Confined Ni nanoparticles in N-doped carbon nanotubes for excellent pH-universal industrial-level electrocatalytic CO2 reduction and Zn-CO2 battery

Abstract

Electrocatalytic reduction of CO2 (ECR) offers a promising approach to curbed carbon emissions and complete carbon cycles. However, the inevitable creation of carbonates and limited CO2 utilization efficiency in neutral or alkaline electrolytes result in low energy efficiency, carbon losses and its widespread commercial utilization. The advancement of CO2 reduction under acidic conditions offers a promising approach for their commercial utilization, but the inhibition of hydrogen evolution reaction and the corrosion of catalysts are still challenging.

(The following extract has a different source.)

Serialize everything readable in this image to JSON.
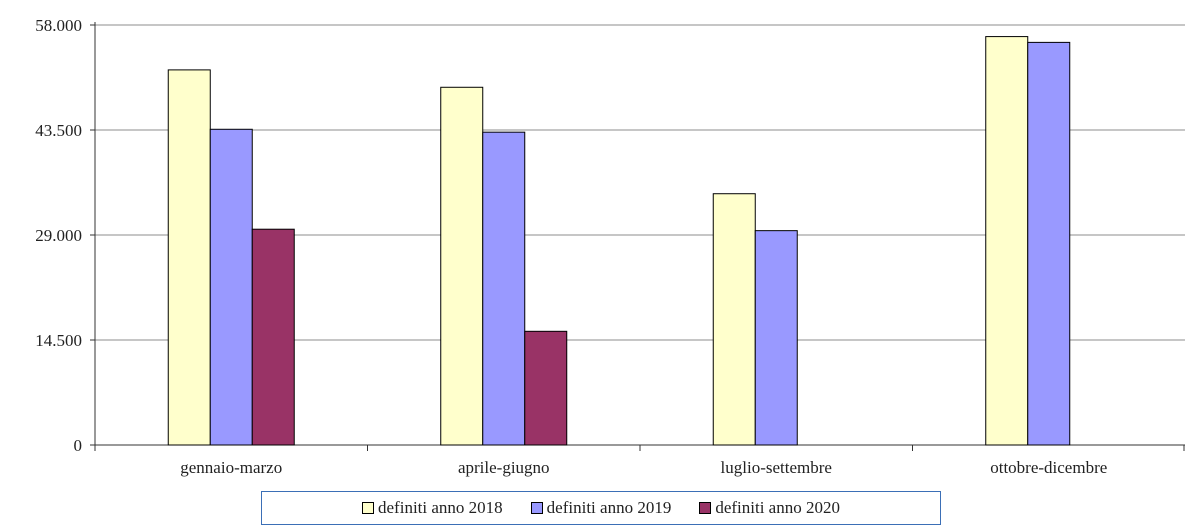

Herein, Ni nanoparticles (NPs) wrapped in N-doped carbon nanotubes (NixNC-a) are successfully prepared by a facile mixed-heating and freeze-drying method. Ni100NC-a achieves a high Faraday efficiency (FE) of near 100 % for CO under pH-universal conditions, coupled with a promising current density of CO (>100 mA cm−2). Especially in acidic conditions, Ni100NC-a exhibits an exceptional ECR performance with the high FECO of 97.4 % at −1.44 V and the turnover frequency (TOF) of 11 k h−1 at −1.74 V with a current density of 288.24 mA cm−2. This excellent performance is attributed to the synergistic effect of Ni NPs and N-doped carbon shells, which protects Ni NPs from etching, promotes CO2 adsorption and regulates local pH. Moreover, Ni100NC-a could drive the reversible Zn-CO2 battery with a high power-density of 4.68 mW cm−2 and a superior stability (98 h). This study presents a promising candidate for efficient pH-universal CO2 electroreduction and Zn-CO2 battery.